Flank!: Battle for Fairfield is an excellent game for the Child Geeks and their parents. It’s very casual, to the point, and fast. Unfortunately, the Gamer Geeks are very much correct that the battles are not nearly long enough, and thus the game is not long enough to feel like you are doing anything other than quickly moving, rolling dice, and then moving on. Yes, you can build your army using Honor, but one tile at a time. Your improvements are incremental, which is not at all surprising, but the speed at which you can update your army doesn’t match the rate at which your army is being taken out due to battles.
Which, if you’ll excuse the pun, is a double-edged sword when it comes to this delightful little battle game. Because it’s fast, your choices are always limited to “what can I do now” versus “what do I want to do in five turns?” As a result, the game feels most of the time like a brutal slapdown, with players rolling dice and after dice, counting values, and reducing the population of the armies very quickly. But, of course, the saving grace here is that the game is straightforward to reset and replay, which makes even a quick and devasting loss something to just as quickly get over as you jump back into the fray with a fresh army.
My only negative criticism of the game is its lack of variety in its units. They all play the same, more or less, with the most significant difference being their starting abilities to survive combat, which is quickly adjusted by placing an Honor tile or two on them. Which, if you are lucky, you’ll have time to do. Players start to lose army units right off the bat, which means you’ll need to focus on fewer and fewer units to consider for a bonus, but you’re always stuck with the same starters who might get slightly beefier. I would have loved to have seen different units to bring into the battle, allowing players to customize at a deeper level. Not possible here, which keeps the learning curve low, but at the cost of diversity.
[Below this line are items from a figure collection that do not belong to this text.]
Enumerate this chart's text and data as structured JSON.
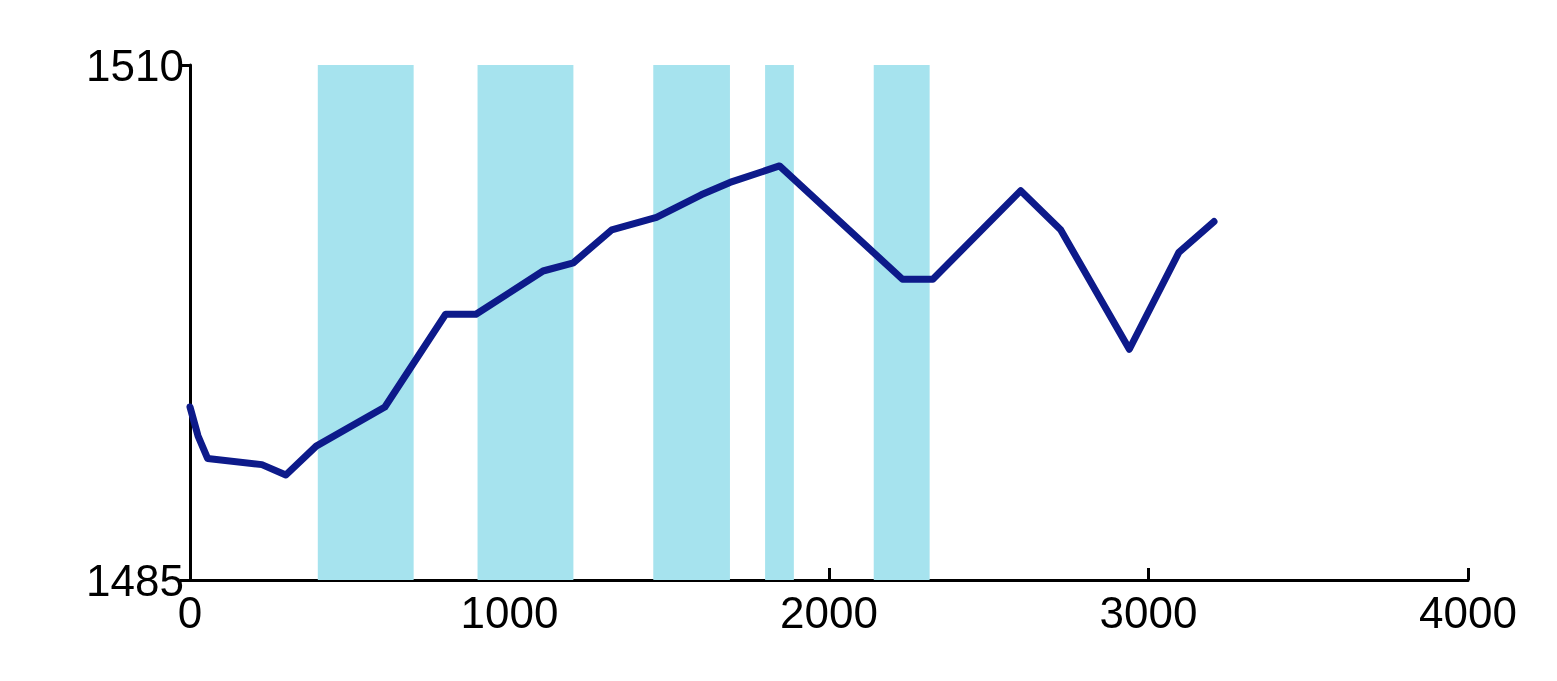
{
  "chart_data": {
    "type": "line",
    "x": [
      0,
      25,
      55,
      225,
      300,
      395,
      610,
      800,
      895,
      1105,
      1200,
      1320,
      1460,
      1600,
      1690,
      1845,
      2230,
      2325,
      2600,
      2725,
      2940,
      3095,
      3205
    ],
    "series": [
      {
        "color": "#0d1a8a",
        "values": [
          1493.4,
          1492,
          1490.9,
          1490.6,
          1490.1,
          1491.5,
          1493.4,
          1497.9,
          1497.9,
          1500,
          1500.4,
          1502,
          1502.6,
          1503.7,
          1504.3,
          1505.1,
          1499.6,
          1499.6,
          1503.9,
          1502,
          1496.2,
          1500.9,
          1502.4
        ]
      }
    ],
    "xlim": [
      0,
      4000
    ],
    "xticks": [
      0,
      1000,
      2000,
      3000,
      4000
    ],
    "ylim": [
      1485,
      1510
    ],
    "yticks": [
      1485,
      1510
    ],
    "bands": [
      {
        "axis": "x",
        "from": 400,
        "to": 700,
        "color": "#a6e3ee"
      },
      {
        "axis": "x",
        "from": 900,
        "to": 1200,
        "color": "#a6e3ee"
      },
      {
        "axis": "x",
        "from": 1450,
        "to": 1690,
        "color": "#a6e3ee"
      },
      {
        "axis": "x",
        "from": 1800,
        "to": 1890,
        "color": "#a6e3ee"
      },
      {
        "axis": "x",
        "from": 2140,
        "to": 2315,
        "color": "#a6e3ee"
      }
    ],
    "grid": false,
    "marker": "none",
    "line_style": "solid"
  }
}
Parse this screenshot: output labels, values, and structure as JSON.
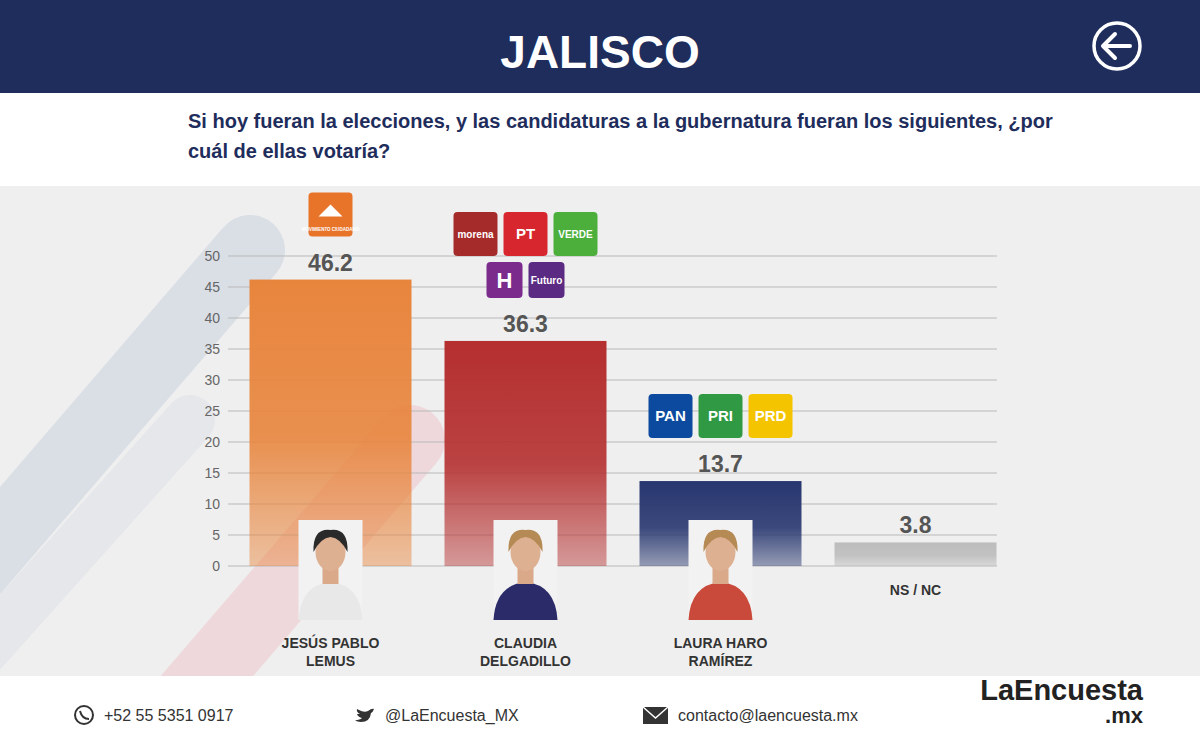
{
  "chart_data": {
    "type": "bar",
    "title": "JALISCO",
    "subtitle": "Si hoy fueran la elecciones, y las candidaturas a la gubernatura fueran los siguientes, ¿por cuál de ellas votaría?",
    "categories": [
      "JESÚS PABLO LEMUS",
      "CLAUDIA DELGADILLO",
      "LAURA HARO RAMÍREZ",
      "NS / NC"
    ],
    "values": [
      46.2,
      36.3,
      13.7,
      3.8
    ],
    "colors": [
      "#e8853d",
      "#b52f2f",
      "#27366f",
      "#bdbdbd"
    ],
    "ylim": [
      0,
      50
    ],
    "yticks": [
      0,
      5,
      10,
      15,
      20,
      25,
      30,
      35,
      40,
      45,
      50
    ],
    "grid": true,
    "data_labels": true,
    "annotations": [
      [
        {
          "text": "MOVIMIENTO CIUDADANO",
          "color": "#e8742a"
        }
      ],
      [
        {
          "text": "morena",
          "color": "#a52a2a"
        },
        {
          "text": "PT",
          "color": "#d8262e"
        },
        {
          "text": "VERDE",
          "color": "#4caf3c"
        },
        {
          "text": "H",
          "color": "#7a2b8c"
        },
        {
          "text": "Futuro",
          "color": "#5b2a82"
        }
      ],
      [
        {
          "text": "PAN",
          "color": "#0b4a9e"
        },
        {
          "text": "PRI",
          "color": "#2f9a43"
        },
        {
          "text": "PRD",
          "color": "#f5c400"
        }
      ],
      []
    ],
    "footer": [
      "+52 55 5351 0917",
      "@LaEncuesta_MX",
      "contacto@laencuesta.mx"
    ],
    "brand": [
      "LaEncuesta",
      ".mx"
    ]
  }
}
Which could be a very intentional design decision. A low entry bar means the game is easier to teach and play. Lack of diversity in units is offputting, but you can adjust each unit to your liking within the limitations of their available Honor tile slots and lifespan on the battlefield. The result is a game that makes sense from the start to the end. Just don’t expect to think too hard or too long at any point along the journey if you know your way around a gameboard.
I liked the game and would recommend it to families who are looking to take their Child Geeks to the next level in the board game hobby or are in the market for a casual two-player battle game that gives the players just enough to consider without overwhelming them with the chaos that is the battlefield. So do give this game a try.
This is a paid-for review of the game’s final prototype. Although our time and focus were financially compensated, our words are our own. We’d need at least 10 million dollars before we started saying what other people wanted. Such is the statuesque and legendary integrity of Father Geek, which cannot be bought except by those who own their private islands and small countries.